Latar belakang tersebut menciptakan kontras dengan perannya saat ini sebagai senator yang memimpin pembahasan dalam persoalan penjahit di Bali. Video pertemuan itu memicu pro dan kontra karena cara Arya menekan Hilda saat membahas penyelesaian sengketa.
Jejak di empat bidang hiburan
Arya memulai kiprahnya melalui dunia modeling pada usia muda. Ia dikenal pernah menghiasi majalah Aneka sebelum memperluas aktivitasnya ke medium hiburan lain.
| Bidang | Catatan kiprah |
|---|---|
| Modeling | Menjadi wajah di majalah Aneka |
| Musik | Anggota grup vokal FBI |
| Akting | Muncul dalam sinetron dan film pendek |
| Radio | Penyiar di dua stasiun radio |
Di bidang musik, Arya tergabung dalam grup vokal FBI. Grup tersebut juga diisi Indra Bekti dan Roy Jordy, yang kemudian dikenal di industri hiburan Indonesia.

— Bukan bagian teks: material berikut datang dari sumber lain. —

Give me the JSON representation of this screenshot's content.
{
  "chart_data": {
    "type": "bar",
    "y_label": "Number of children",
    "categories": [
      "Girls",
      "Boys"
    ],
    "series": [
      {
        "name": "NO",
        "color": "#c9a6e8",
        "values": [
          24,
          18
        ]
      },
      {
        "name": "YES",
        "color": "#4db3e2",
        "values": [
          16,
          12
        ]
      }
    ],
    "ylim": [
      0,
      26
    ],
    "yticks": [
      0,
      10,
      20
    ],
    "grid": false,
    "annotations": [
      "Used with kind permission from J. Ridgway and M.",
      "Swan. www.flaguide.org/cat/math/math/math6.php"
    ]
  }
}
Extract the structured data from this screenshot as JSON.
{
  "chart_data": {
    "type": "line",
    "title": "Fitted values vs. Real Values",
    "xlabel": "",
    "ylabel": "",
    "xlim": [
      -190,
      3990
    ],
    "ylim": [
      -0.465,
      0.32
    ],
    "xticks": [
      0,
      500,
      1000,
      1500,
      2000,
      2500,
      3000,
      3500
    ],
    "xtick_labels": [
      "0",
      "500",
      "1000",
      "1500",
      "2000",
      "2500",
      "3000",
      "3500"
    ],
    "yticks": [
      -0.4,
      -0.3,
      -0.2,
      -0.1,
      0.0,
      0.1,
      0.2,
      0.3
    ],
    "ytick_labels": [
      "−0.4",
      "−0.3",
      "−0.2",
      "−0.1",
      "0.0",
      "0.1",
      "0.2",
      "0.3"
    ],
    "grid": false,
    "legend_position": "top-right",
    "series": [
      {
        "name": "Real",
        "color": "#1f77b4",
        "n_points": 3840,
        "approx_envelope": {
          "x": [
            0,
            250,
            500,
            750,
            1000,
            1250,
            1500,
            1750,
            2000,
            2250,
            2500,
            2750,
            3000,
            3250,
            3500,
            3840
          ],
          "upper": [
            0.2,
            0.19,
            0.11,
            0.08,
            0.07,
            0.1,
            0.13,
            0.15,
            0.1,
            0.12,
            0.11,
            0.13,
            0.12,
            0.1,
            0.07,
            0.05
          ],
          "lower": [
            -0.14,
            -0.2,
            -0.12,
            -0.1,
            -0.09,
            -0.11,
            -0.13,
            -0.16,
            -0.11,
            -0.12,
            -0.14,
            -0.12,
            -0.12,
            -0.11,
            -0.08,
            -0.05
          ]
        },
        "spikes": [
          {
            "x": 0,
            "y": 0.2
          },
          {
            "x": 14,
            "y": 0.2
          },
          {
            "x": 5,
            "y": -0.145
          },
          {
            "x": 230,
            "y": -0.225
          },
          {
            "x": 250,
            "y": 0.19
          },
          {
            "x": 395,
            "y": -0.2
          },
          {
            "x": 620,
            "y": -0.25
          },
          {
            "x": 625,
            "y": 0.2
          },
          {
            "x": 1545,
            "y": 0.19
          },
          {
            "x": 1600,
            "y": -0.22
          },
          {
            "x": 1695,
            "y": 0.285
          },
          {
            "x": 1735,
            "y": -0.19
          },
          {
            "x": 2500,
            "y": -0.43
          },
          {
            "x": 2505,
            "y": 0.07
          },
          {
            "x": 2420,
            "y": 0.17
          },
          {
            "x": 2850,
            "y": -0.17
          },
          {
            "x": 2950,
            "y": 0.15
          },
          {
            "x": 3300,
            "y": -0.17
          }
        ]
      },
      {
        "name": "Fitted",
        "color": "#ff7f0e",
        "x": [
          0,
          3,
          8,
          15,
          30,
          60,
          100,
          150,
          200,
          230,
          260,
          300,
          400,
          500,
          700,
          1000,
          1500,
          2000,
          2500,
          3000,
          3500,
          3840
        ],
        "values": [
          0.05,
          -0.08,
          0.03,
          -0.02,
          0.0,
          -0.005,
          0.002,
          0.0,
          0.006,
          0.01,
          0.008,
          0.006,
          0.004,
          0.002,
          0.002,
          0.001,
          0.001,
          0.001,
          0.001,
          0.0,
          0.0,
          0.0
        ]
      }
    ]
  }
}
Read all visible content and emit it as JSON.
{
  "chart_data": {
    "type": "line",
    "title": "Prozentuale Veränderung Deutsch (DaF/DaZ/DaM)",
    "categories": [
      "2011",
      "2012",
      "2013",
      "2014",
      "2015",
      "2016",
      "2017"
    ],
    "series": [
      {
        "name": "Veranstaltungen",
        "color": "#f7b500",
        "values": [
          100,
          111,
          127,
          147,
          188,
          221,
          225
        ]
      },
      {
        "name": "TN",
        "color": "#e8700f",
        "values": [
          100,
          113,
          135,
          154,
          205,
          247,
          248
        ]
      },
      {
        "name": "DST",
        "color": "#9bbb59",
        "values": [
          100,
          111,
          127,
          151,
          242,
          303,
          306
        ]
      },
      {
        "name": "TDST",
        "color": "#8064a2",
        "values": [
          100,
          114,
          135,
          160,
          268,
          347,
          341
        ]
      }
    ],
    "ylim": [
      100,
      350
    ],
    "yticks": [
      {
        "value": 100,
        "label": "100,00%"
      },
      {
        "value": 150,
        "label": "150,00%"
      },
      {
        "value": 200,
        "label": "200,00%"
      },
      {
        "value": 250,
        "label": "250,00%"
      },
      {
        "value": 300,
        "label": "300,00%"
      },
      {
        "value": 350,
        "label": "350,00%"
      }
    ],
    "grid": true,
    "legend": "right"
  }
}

Ia lalu mencoba akting melalui sinetron Janji Hati serta Dancing With Colors. Arya juga terlibat dalam film pendek Angga.
Pengalamannya di media mencakup tugas sebagai penyiar Cassanova FM Denpasar pada 1996–1998. Setelah itu, ia melanjutkan aktivitas penyiaran di Indika FM pada 2000–2001.
Pertanyaan keras dalam mediasi
Perhatian terhadap masa lalu Arya kembali menguat setelah muncul video mediasi antara Hilda dan pasangan penjahit di Bali. Polemik bermula ketika Hilda sebelumnya mencap pihak penjahit sebagai rasis.
Dalam rekaman itu, Arya mempertanyakan keinginan Hilda setelah persoalan kedua belah pihak disebut telah dimediasi. Ia meminta Hilda menjelaskan apa yang masih dipermasalahkan setelah pakaian miliknya disebut seluruhnya telah dikerjakan.
“Baju kamu sudah semua dikerjakan, salahnya beliau apa lagi. Emang ibunya salah, sekarang maunya gimana? Maunya (warungnya) ditutup?” ujar Arya kepada Hilda.
Arya kemudian menyoroti risiko bila warung pasangan penjahit tersebut sampai ditutup. Menurutnya, pasangan itu sama-sama bekerja sebagai penjahit dan memiliki anak yang masih bersekolah.
“Bapak ibu ini suami istri sama-sama penjahit lho, punya anak masih sekolah. Kalau kamu emosi, warungnya ditutup misalkan, mau kamu kasih makan? Mau tanggung jawab gak? Ayo dong ngomong depan kami,” lanjutnya.
Ia juga menyampaikan bahwa pihak keluarga penjahit berhak membuat laporan terkait penyebaran video. Pilihan itu, menurut Arya, tetap terbuka walaupun perdamaian disebut telah terjadi dalam mediasi tersebut.
“Kalau pihak keluarga mau melaporkan UU ITE boleh, walaupun hari ini udah damai, tapi pihak keluarga berhak ngelaporin kamu, karena kamu nyebarin video orang,” tutur Arya. Pernyataan itu ikut menjadi bahan perbincangan publik setelah rekaman mediasi beredar.
Suara.com melaporkan bahwa perhatian terhadap video tersebut turut menghidupkan kembali pembicaraan mengenai lintasan karier Arya. Sorotan kini mencakup sikapnya dalam mediasi dan pengalaman panjangnya sebelum memasuki panggung politik.